For years, the vast majority of courses overseeded their bermudagrass greens in the fall with poa trivialis that would grow and provide color during the cooler months.

They did this because the older bermudagrass varieties grew most of their plant material below the surface.
So once the grass stopped growing and fell dormant in winter, whatever plant material was left on top soon wore out or thinned to a point where putting became a bumpy, bumpy ride until spring.

But now with so much more turf heading into winter, ultradwarf bermudagrass greens can provide high quality putting surfaces through to warm-up.

Then when the warmer weather does return, they green up so much quicker than overseeded greens, where the rising bermudagrass has to compete with the overseeded grass for sunlight and nutrients.

Many superintendents are using pigments to give the dormant putting surfaces color so the golfer ends up with the best of both worlds.

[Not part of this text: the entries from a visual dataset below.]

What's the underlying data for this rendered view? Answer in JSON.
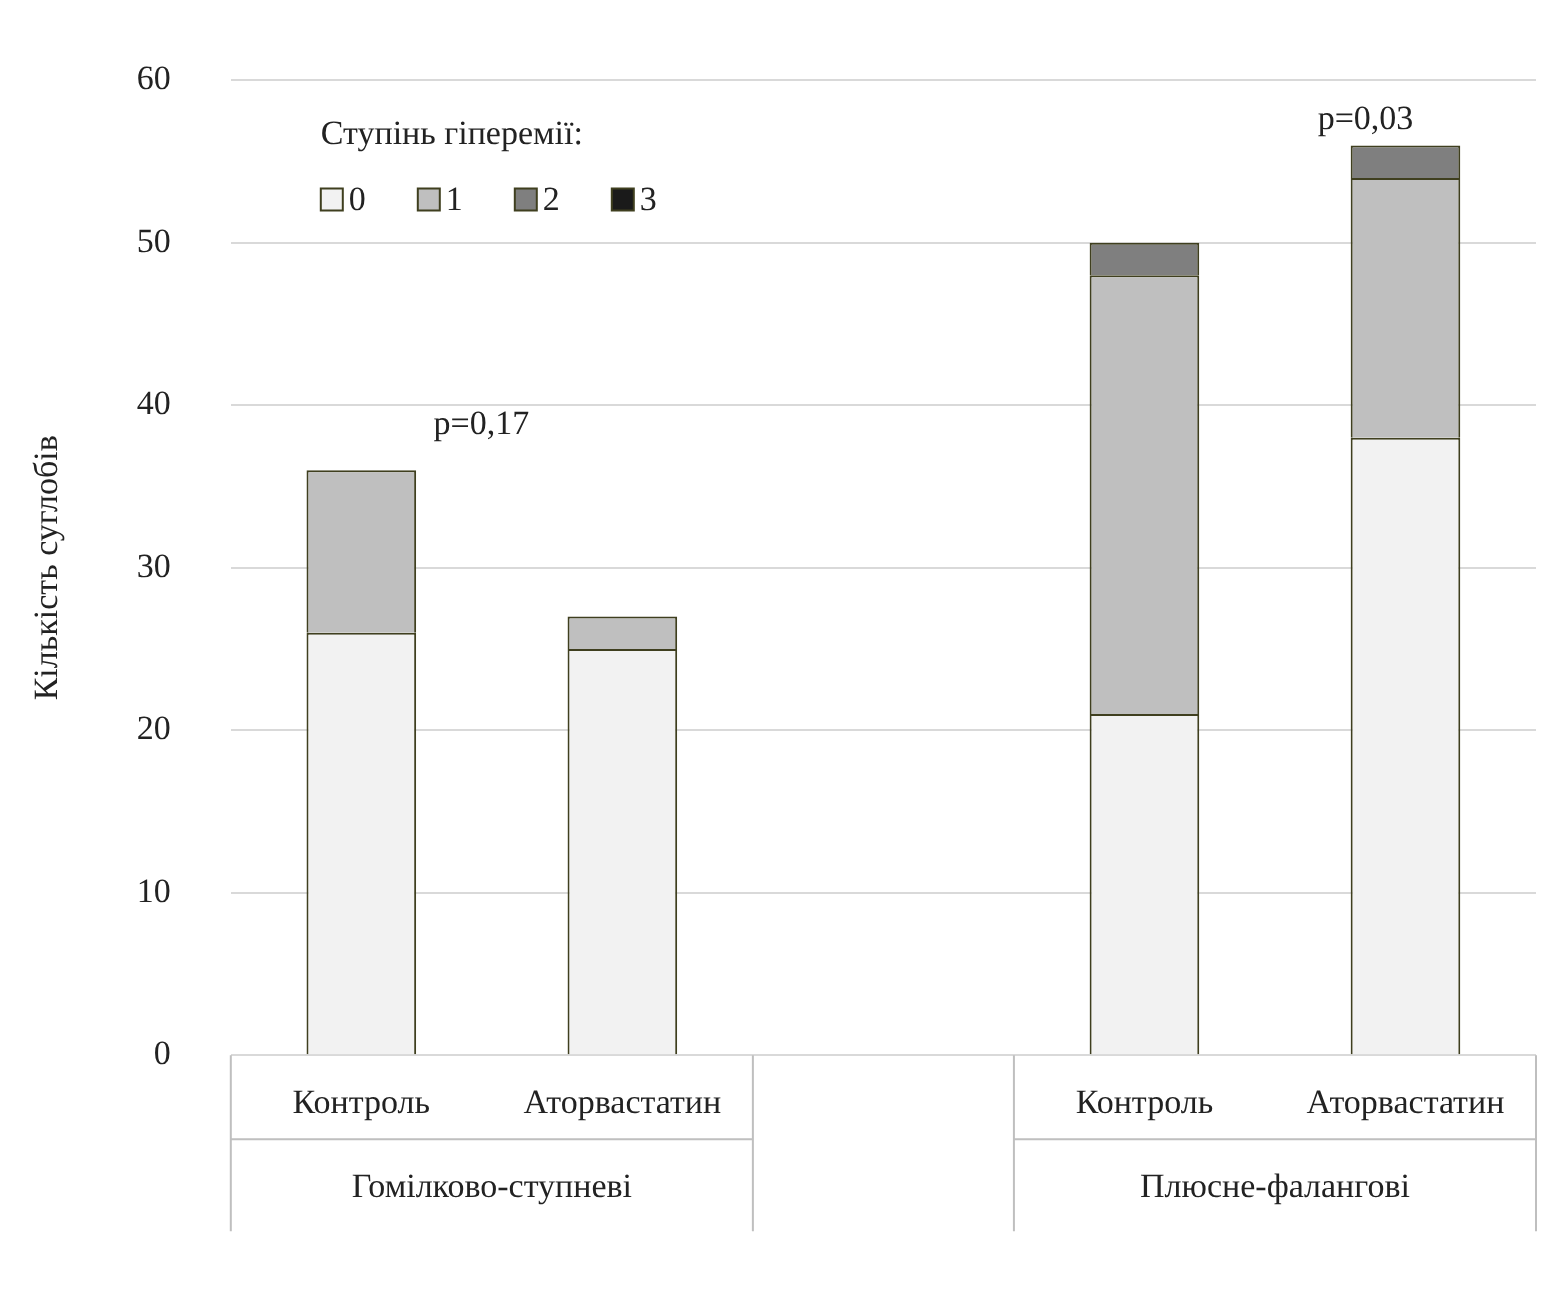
{
  "chart_data": {
    "type": "bar",
    "stacked": true,
    "ylabel": "Кількість суглобів",
    "legend_title": "Ступінь гіперемії:",
    "legend": "top left",
    "grid": "y",
    "categories": [
      "Контроль",
      "Аторвастатин",
      null,
      "Контроль",
      "Аторвастатин"
    ],
    "series": [
      {
        "name": "0",
        "color": "#f2f2f2",
        "values": [
          26,
          25,
          null,
          21,
          38
        ]
      },
      {
        "name": "1",
        "color": "#bfbfbf",
        "values": [
          10,
          2,
          null,
          27,
          16
        ]
      },
      {
        "name": "2",
        "color": "#7f7f7f",
        "values": [
          0,
          0,
          null,
          2,
          2
        ]
      },
      {
        "name": "3",
        "color": "#1a1a1a",
        "values": [
          0,
          0,
          null,
          0,
          0
        ]
      }
    ],
    "ylim": [
      0,
      60
    ],
    "yticks": [
      0,
      10,
      20,
      30,
      40,
      50,
      60
    ],
    "annotations": [
      "p=0,17",
      "p=0,03",
      "Гомілково-ступневі",
      "Плюсне-фалангові"
    ]
  }
}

Of course, none of this is to suggest that putting greens on any given course in Myrtle Beach - or anywhere for that matter - are uniform across that particular property.

Growing conditions can vary so much from one hole to the next, and sometimes even on a single hole, that the golfer does need to pay attention.

Whether you are at TPC Sawgrass or TPC Myrtle Beach, factors such as shade or access to wind can mean that two greens that putted at the same speed at 9 a.m. might play significantly differently than each other by 3 p.m.

Part of the challenge of the game is learning to identify the conditions that contribute to those discrepancies and part of the skill is playing to them.